Aynalama tekniği; Kişinin, karşısındaki insanın duygusal durumunu anlamak ve onun duygularını yansıtarak daha derin bir iletişim kurmak için kullanılıyor.
Kişinin kendisini ötekinin gözünde görmesine ve ötekine her zaman ihtiyaç duymasına da uzmanlar insanın doğasından gelen bir ihtiyaç olduğunu söylüyor.
Momento adlı filmde bu konu derin ve çarpıcı bir şekilde işlenmiştir.
Başrol karakteri hafıza kaybına uğramış, olayları dört beş dakika içinde unutmaktadır. Bu kısa sürede yaşadıklarını hatırlamak için kendine farklı yollarla kısa notlar bırakır. Bu notlarda nasıl hatırlamak istiyorsa yani gerçek olmayan notlar bırakarak yeni bir karakter oluşturmaya başlar. Bu kısa zaman diliminde kendine yalan mesajlar bırakma işini ise bilinçli olarak yapar. Yani kendine yeniden ve yeniden yalan söyler. Zaman, mekan ve olayların sırasını değiştirir, amacına ulaştığında ise kendisine bunun bir başlangıç olduğunu söyler. Filim usta bir yönetmen ile öyle bir kurgu verir ki, seyirci dahi zaman ve olayların sırasını hatırlamada zorlanır.
Zindan adası adlı filimde psikiyatri kliniğinde hasta olan ana karakter kendisinin bir soruşturmada görevli dedektif olduğuna inanır. Hatırlamak istemediği geçmişini unutmak için bu yolu seçer. Doktorların çabası ile gerçekle yüzleştirilse bile kısa sürede rolüne geri döner ve bu döngü içinde var olmaya çalışır.
Kendi yaşam küremizde rol modellere ihtiyaç duyarız. Kendimizi nasıl görmek istediğimize karar veririz.
Ötekinde kendini tanıma ve sevme güdüsü ile var olmak, çaba bunun yoluna. Başkasının gözünden düştüğü zaman da bu ölüm oluyor.
Kendimizi seçebilir miyiz, özgür bırakabilir miyiz? Onay ihtiyacı ötekinin isteği doğrultusunda var olmaktan kendimize yalan söylemekten vaz geçme gücünü kazanmak ne kadar zor olabilir. Kendimizi yine kendimiz kodlayarak var olmaya çalışmak, kendinden vaz geçmek.

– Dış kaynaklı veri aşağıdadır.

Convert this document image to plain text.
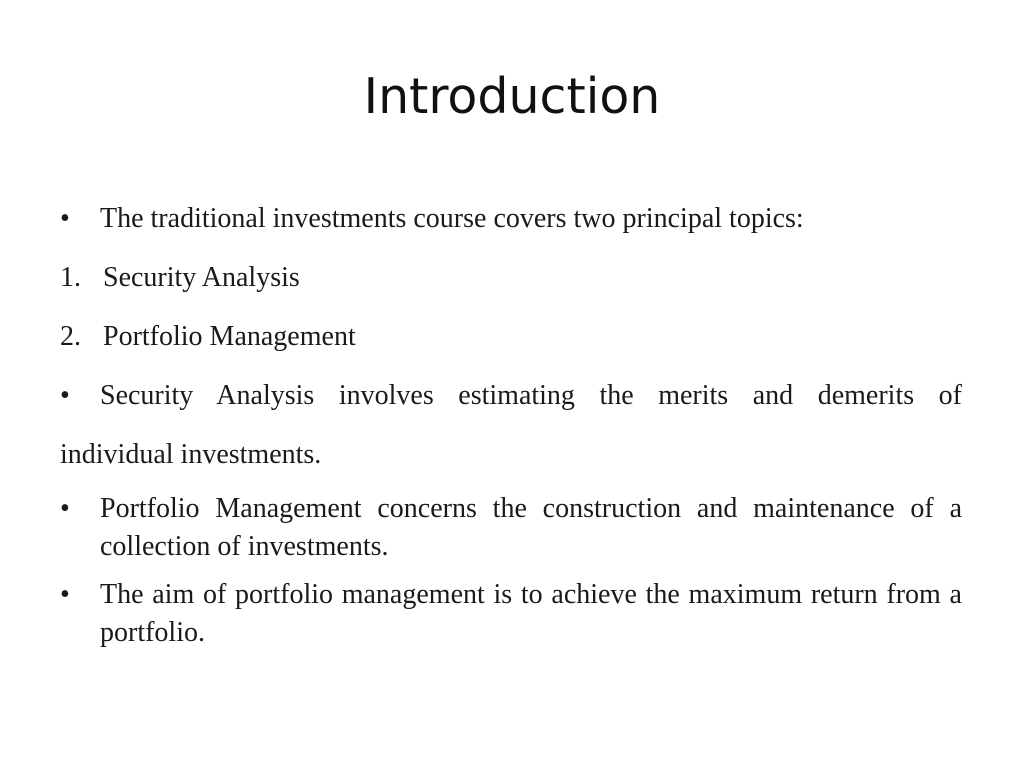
Introduction
•	The traditional investments course covers two principal topics:
1. Security Analysis
2. Portfolio Management
•	Security Analysis involves estimating the merits and demerits of
individual investments.
•	Portfolio Management concerns the construction and maintenance of a collection of investments.
•	The aim of portfolio management is to achieve the maximum return from a portfolio.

Güzel bakan güzel görür derler, belki de güzel baktığımız izlenimini vermeye çalışırız. Var olabilmek için çekilen bunca acılara gerek var mı?
Freud, insanı “Başarı, Zevk ve rol yapma” olarak tarif eder. Uzmanlar ise beni anlatırken kısaca “İçimde taşıdığım ötekidir” derler. Para, itibar, bilgi kendimize yatırım olarak dillendirsek de yeri geldiğinde pekala takas aracı olabiliyor.
Artık insanlara, sen bana değer verdiğin için değerli, değer vermediğin için de değersiz değilim. Diyebilmeliyiz.
Bunu için de kendimizle tanışmamız, yolumuza kandil olmamız gerekir.
İnsanları tanımak istiyorsanız reflekslerine bakınız.